PCA Calculator – Principal Component Analysis

Upload or paste your data and instantly compute principal components, eigenvalues, explained variance, scores and loadings.

1. Input data

Paste a numeric data matrix (rows = observations, columns = variables). Use commas or tabs as separators. Optionally include a header row and/or a first column with observation labels.

2. Options

Used to suggest how many components to keep.

Run PCA

How this PCA calculator works

This tool performs a standard Principal Component Analysis (PCA) on your numeric data matrix. You can choose between:

  • Covariance PCA (center only) – appropriate when variables are on comparable scales.
  • Correlation PCA (standardize) – recommended when variables have different units or variances.

Step-by-step algorithm

  1. Build the data matrix \(X\) of size \(n \times p\) (n observations, p variables).
  2. Center each column: subtract its mean \(\mu_j\).
  3. Optionally standardize each column by its standard deviation \(s_j\): \(z_{ij} = (x_{ij} - \mu_j)/s_j\).
  4. Compute the covariance or correlation matrix:
    \[ S = \frac{1}{n-1} X_c^\top X_c \]
  5. Eigen-decomposition of \(S\):
    \[ S v_k = \lambda_k v_k \]
    where \(\lambda_k\) are eigenvalues and \(v_k\) the eigenvectors (loadings).
  6. Sort eigenvalues in descending order and reorder eigenvectors accordingly.
  7. Compute scores (principal components):
    \[ Z = X_c V \]
    where \(V\) is the matrix of eigenvectors.

Explained variance

Each eigenvalue \(\lambda_k\) measures the variance captured by component \(k\). The proportion of variance explained is:

\[ \text{Var}_k = \frac{\lambda_k}{\sum_{j=1}^{p} \lambda_j}, \quad \text{CumVar}_k = \sum_{i=1}^{k} \text{Var}_i \]

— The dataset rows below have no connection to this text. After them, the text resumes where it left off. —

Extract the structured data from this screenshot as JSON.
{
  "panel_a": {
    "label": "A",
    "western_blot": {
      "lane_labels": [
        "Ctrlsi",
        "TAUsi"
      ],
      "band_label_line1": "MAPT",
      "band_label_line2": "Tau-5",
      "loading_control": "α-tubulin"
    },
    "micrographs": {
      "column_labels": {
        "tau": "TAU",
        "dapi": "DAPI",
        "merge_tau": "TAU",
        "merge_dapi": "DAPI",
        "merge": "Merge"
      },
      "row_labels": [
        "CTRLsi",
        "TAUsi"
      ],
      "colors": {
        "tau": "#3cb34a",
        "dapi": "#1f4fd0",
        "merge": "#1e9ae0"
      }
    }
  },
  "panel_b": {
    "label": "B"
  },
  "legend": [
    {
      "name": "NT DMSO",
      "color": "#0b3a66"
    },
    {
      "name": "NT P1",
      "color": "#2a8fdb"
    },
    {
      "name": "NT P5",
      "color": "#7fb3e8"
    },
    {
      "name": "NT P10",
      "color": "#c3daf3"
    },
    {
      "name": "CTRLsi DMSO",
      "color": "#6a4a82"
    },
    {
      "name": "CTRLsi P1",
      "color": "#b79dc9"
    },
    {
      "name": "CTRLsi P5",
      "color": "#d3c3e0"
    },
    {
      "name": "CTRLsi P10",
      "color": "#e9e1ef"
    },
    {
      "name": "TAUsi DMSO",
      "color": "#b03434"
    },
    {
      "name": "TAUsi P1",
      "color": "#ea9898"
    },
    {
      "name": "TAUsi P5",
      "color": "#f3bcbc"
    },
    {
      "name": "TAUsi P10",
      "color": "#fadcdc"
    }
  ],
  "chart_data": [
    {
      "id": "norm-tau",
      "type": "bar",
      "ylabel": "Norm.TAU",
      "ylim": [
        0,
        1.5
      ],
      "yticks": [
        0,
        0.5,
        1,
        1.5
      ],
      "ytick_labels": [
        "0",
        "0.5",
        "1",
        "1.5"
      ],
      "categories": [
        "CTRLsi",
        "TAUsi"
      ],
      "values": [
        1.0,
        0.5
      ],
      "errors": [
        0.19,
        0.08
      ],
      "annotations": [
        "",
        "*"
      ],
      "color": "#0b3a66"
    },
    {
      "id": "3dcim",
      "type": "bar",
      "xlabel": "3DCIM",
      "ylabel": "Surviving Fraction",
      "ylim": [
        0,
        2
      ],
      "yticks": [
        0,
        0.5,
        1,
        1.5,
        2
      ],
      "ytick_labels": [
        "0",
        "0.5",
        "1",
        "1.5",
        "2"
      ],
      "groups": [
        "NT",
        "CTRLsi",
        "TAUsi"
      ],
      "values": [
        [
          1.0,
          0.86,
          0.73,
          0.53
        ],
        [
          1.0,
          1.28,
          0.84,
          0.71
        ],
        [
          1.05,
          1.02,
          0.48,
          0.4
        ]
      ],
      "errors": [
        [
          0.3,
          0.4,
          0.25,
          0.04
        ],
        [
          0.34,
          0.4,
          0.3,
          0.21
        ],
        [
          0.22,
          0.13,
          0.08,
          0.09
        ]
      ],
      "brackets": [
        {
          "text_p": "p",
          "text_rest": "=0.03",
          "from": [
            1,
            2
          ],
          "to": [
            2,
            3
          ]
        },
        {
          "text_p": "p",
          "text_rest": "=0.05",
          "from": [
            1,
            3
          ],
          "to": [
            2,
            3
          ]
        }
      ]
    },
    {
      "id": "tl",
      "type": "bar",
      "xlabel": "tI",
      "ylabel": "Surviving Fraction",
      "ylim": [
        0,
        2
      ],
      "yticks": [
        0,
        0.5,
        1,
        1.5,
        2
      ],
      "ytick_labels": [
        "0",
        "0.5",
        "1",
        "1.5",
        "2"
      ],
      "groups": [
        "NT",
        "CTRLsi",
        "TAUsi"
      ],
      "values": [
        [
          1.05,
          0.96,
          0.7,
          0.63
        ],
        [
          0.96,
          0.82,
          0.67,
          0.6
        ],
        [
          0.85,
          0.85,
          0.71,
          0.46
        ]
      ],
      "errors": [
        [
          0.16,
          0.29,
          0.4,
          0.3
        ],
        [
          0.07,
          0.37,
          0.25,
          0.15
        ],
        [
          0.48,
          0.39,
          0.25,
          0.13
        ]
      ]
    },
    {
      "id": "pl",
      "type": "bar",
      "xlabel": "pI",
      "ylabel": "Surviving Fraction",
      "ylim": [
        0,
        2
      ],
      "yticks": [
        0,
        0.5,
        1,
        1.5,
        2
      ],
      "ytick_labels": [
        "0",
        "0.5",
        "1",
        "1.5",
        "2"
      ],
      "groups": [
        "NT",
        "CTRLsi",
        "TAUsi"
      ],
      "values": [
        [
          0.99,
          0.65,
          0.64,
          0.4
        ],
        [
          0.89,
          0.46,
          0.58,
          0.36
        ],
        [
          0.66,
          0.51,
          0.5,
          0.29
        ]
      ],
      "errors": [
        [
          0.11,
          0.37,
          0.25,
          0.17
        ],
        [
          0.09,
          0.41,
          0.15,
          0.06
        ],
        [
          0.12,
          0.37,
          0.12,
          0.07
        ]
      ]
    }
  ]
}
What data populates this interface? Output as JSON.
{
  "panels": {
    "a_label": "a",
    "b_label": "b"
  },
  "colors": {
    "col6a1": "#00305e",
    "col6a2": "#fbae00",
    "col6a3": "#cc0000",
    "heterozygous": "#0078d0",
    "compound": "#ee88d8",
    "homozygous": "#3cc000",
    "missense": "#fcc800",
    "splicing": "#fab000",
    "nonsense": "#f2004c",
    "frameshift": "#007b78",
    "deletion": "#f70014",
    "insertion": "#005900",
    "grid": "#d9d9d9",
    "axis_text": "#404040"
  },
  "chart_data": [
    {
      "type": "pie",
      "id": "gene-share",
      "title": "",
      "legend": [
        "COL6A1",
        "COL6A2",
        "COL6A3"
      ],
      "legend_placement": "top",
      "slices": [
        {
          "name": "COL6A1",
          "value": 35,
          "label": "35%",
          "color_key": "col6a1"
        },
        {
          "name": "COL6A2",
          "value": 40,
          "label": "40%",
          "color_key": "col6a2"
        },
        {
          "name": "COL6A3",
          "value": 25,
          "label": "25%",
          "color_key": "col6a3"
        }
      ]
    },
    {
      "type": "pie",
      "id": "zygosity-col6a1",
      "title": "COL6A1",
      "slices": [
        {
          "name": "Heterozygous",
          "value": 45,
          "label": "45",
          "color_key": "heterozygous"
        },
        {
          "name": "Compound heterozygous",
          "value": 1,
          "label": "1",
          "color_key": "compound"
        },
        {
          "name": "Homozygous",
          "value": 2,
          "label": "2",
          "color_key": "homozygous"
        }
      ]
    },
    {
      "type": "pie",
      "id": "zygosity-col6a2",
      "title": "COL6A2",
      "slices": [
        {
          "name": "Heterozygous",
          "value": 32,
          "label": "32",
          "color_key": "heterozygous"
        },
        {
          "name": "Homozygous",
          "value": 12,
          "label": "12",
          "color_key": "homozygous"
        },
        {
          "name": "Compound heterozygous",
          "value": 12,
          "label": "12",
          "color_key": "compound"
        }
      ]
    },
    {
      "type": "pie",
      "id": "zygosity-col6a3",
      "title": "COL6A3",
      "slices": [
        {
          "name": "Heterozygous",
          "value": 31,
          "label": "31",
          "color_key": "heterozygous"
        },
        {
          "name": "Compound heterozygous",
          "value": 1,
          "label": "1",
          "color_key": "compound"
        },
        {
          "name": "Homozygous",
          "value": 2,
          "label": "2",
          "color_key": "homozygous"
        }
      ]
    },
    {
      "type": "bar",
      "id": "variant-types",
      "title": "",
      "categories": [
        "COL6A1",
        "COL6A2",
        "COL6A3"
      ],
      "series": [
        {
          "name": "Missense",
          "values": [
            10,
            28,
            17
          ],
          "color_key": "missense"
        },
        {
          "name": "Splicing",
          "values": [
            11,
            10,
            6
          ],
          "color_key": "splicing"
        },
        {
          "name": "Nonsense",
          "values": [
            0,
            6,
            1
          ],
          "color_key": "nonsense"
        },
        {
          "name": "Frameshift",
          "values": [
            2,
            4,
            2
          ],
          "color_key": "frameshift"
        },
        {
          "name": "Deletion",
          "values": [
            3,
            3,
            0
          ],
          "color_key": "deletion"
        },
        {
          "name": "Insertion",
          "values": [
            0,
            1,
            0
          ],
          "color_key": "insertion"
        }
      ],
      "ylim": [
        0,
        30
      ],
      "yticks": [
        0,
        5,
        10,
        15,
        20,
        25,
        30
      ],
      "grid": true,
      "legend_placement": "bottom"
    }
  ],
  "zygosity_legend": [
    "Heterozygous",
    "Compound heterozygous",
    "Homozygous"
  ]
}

The calculator uses your target cumulative variance (e.g. 90%) to suggest how many components to retain.

Interpreting loadings and scores

  • Loadings show how strongly each original variable contributes to a component.
  • Scores are the coordinates of each observation in the reduced-dimensional space.
  • Observations close together in the first 2–3 components are similar in terms of the original variables.

When to use PCA

  • To reduce dimensionality before clustering or regression.
  • To visualize high-dimensional data in 2D or 3D.
  • To remove multicollinearity between predictors.

Frequently asked questions

Do I need to normalize my data?

If all variables are measured in the same units and have similar variance, centering may be enough. If not, select Standardize (z-scores) so that each variable has mean 0 and variance 1.

What if my dataset has missing values?

This calculator currently ignores rows that contain non-numeric values in any variable. For serious analysis, consider imputing missing values (e.g. mean imputation, k-NN, or model-based methods) before running PCA.

Is this PCA the same as in R, Python, or SPSS?

Yes, the core math is the same: eigen-decomposition of the covariance or correlation matrix. Minor numerical differences can arise from rounding and implementation details, but results should closely match functions like prcomp in R or sklearn.decomposition.PCA in Python.